Saturday, October 17, 2009

Tomes: American Tabloid

American Tabloid American Tabloid by James Ellroy


My rating: 5 of 5 stars
I read American Tabloid years ago as a student in Australia. I re-read it recently, largely to re-familiarize myself with the sleazy, murky world of Ellroy's USA Underworld Trilogy, before I tackle his just published 3rd and final installment Blood's A Rover.

Long time readers of Ellroy's books will quickly find out that the USA Underworld books are merely the author painting his hellish world view on a wider canvas; American Tabloid and The Cold Six Thousand are basically the crime and grime of his magnificent LA Quartet(The Black Dahlia, The Big Nowhere,LA Confidential and White Jazz) extrapolated to Nation Wide scale.

As Ellroy states in his biting Foreward:"America was never innocent. We popped our cherry on the boat over and looked back with no regrets".

Tabloid sets out to prove Ellroy's maxim that President John F Kennedy "got whacked at the optimum moment assure his saintlihood" and seeks to "dislodge his urn and cast light on a few men who attended his ascent and facilitated his fall".

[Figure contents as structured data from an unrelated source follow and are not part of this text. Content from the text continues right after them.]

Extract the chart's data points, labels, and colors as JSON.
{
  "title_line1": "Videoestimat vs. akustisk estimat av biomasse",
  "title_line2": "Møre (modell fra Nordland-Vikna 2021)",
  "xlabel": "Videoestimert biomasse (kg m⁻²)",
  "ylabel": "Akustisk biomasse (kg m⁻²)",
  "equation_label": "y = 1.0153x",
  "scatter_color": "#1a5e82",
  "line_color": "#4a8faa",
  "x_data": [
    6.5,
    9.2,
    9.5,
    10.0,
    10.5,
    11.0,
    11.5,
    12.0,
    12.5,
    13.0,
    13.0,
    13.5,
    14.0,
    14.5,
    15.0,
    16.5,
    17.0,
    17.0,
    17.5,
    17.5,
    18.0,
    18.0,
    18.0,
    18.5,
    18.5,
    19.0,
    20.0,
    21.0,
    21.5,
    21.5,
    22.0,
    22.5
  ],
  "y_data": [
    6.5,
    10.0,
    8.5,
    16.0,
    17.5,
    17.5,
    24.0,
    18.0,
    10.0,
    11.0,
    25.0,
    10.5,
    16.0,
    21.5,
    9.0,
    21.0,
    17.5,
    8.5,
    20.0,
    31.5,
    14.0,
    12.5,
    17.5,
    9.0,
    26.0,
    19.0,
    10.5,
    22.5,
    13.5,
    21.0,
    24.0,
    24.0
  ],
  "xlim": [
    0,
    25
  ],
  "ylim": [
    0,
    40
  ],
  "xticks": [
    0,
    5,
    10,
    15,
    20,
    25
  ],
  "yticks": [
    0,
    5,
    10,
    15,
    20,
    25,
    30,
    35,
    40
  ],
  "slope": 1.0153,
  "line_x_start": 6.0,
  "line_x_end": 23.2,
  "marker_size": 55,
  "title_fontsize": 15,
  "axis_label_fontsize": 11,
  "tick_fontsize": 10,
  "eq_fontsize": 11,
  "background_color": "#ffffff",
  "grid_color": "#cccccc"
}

"They were rogue cops and shakedown artists. They were wire-tappers and soldiers of fortune and faggot lounge entertainers."

Tabloid is Ellroy's revision of American History, and like LA Confidential, predicated on a 3 Man character arc: Thuggish and violent Pete Bondurant, Handsome, opportunistic and money-loving Kemper Boyd and the conflicted, guilt-wracked Ward Littell.

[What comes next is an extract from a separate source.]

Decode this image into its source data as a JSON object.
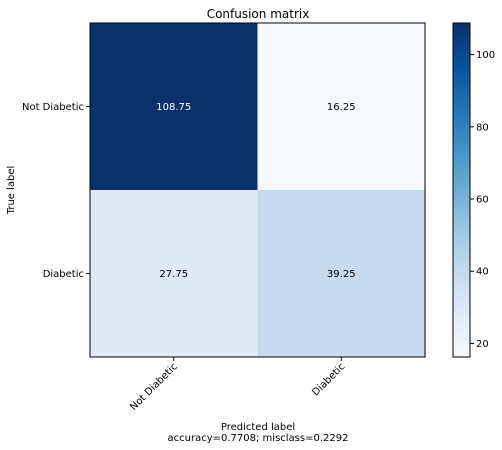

To even try to encapsulate American Tabloid's labyrinthine plot within the confines of a review is foolhardy; storylines intersect, interests collide, combustible partnerships are formed and then brutally sundered.

Shakedown artist, pimp and strong arm man Bondurant supplies dope to an increasingly bizarre Howard Hughes while facilitating hits for Teamster Union boss Jimmy Hoffa, who is under investigation, along with the Mafia he's neck deep in collussion with by a crusading Robert Kennedy, whose McClellan Committee is infiltrated by Kemper Boyd on orders from a Machievellian J. Edgar Hoover convinced the committee's very existence is a slap in the face of the FBI.

Littell, worshipping Bobby Kennedy and his crusade, clandestinely hunts for the Mob's Achilles Heel: a set of Union Pension Fund books detailing illicit transactions of monies to finance numerous Mob-sanctioned enterprises with usurious interest rates charged to lenders, a fund liberally skimmed by Teamster Boss Hoffa for his own underhanded dealings.

Ellroy's clipped,staccato, rapid-fire, slang-coated and hugely profane prose and various epistolary devices (transcripts of phone conversations/memos/Newspaper articles)turbo charges a narrative that sees Bondurant and Boyd get co-opted then consumed by the CIA-Mob funded recruitment and training of a cadre of anti-Castro Cubans for the launch of the disastrous Bay Of Pigs invasion, chronicles the fall and then remarkable ascent of Littell as the Mob's and Howard Hughes' top lawyer even while it hurtles towards the inevitable downfall of Hoover's pet Agent and Kennedy Lover Kemper Boyd.

At the centre of this convoluted spider web of a narrative sits King Tarantula Hoover, the Underworld Trilogy's Primary Villain,as deliciously evil a creation as Ellroy's other Dastardly Wicked Character, rogue cop Dudley Smith in the LA Quartet along with the ubiquitous presence of the Mob/Outfit/La Cosa Nostra and it's Chief Heads Sam "Mo" "Momo" Giancana, Johnny Rosselli, Carlos Marcello and Santo Trafficante.

Tabloid isn't for those whose idea of a fun read isn't spending 500-odd pages with a uniformly unpleasant set of characters and aren't prepared for some of the most unflattering potrayals of certain historic personages in American History (Hoover-Cunningly Manipulative, Jack Kennedy-Sexually Voracious, Robert Kennedy-Obsessively Driven, Jimmy Hoffa-Foam At The Mouth Sociopathic, Howard Hughes-Reclusive and Germ-Phobic)not to mention oodles of blood-curdling violence, which in patented Ellroy style, is pornographic bordering on the surreal : "Sal burned a man to death with a blowtorch. The man's wife came home unexpectedly. Sal shoved a gasoline-soaked rag in her mouth and ignited it. He said she died shooting flames like a dragon."

My second read of Tabloid was as feverish as the first. Ellroy creates an American hell-hole of deception, violence, back-stabbing, political chicanery and racism that functions like a morphine shot to the veins. I was on a Sleaze high for a week and having turned the last page, am starting to experience withdrawal symptoms. Which is probably why I'm reaching for The Cold Six Thousand directly after writing this.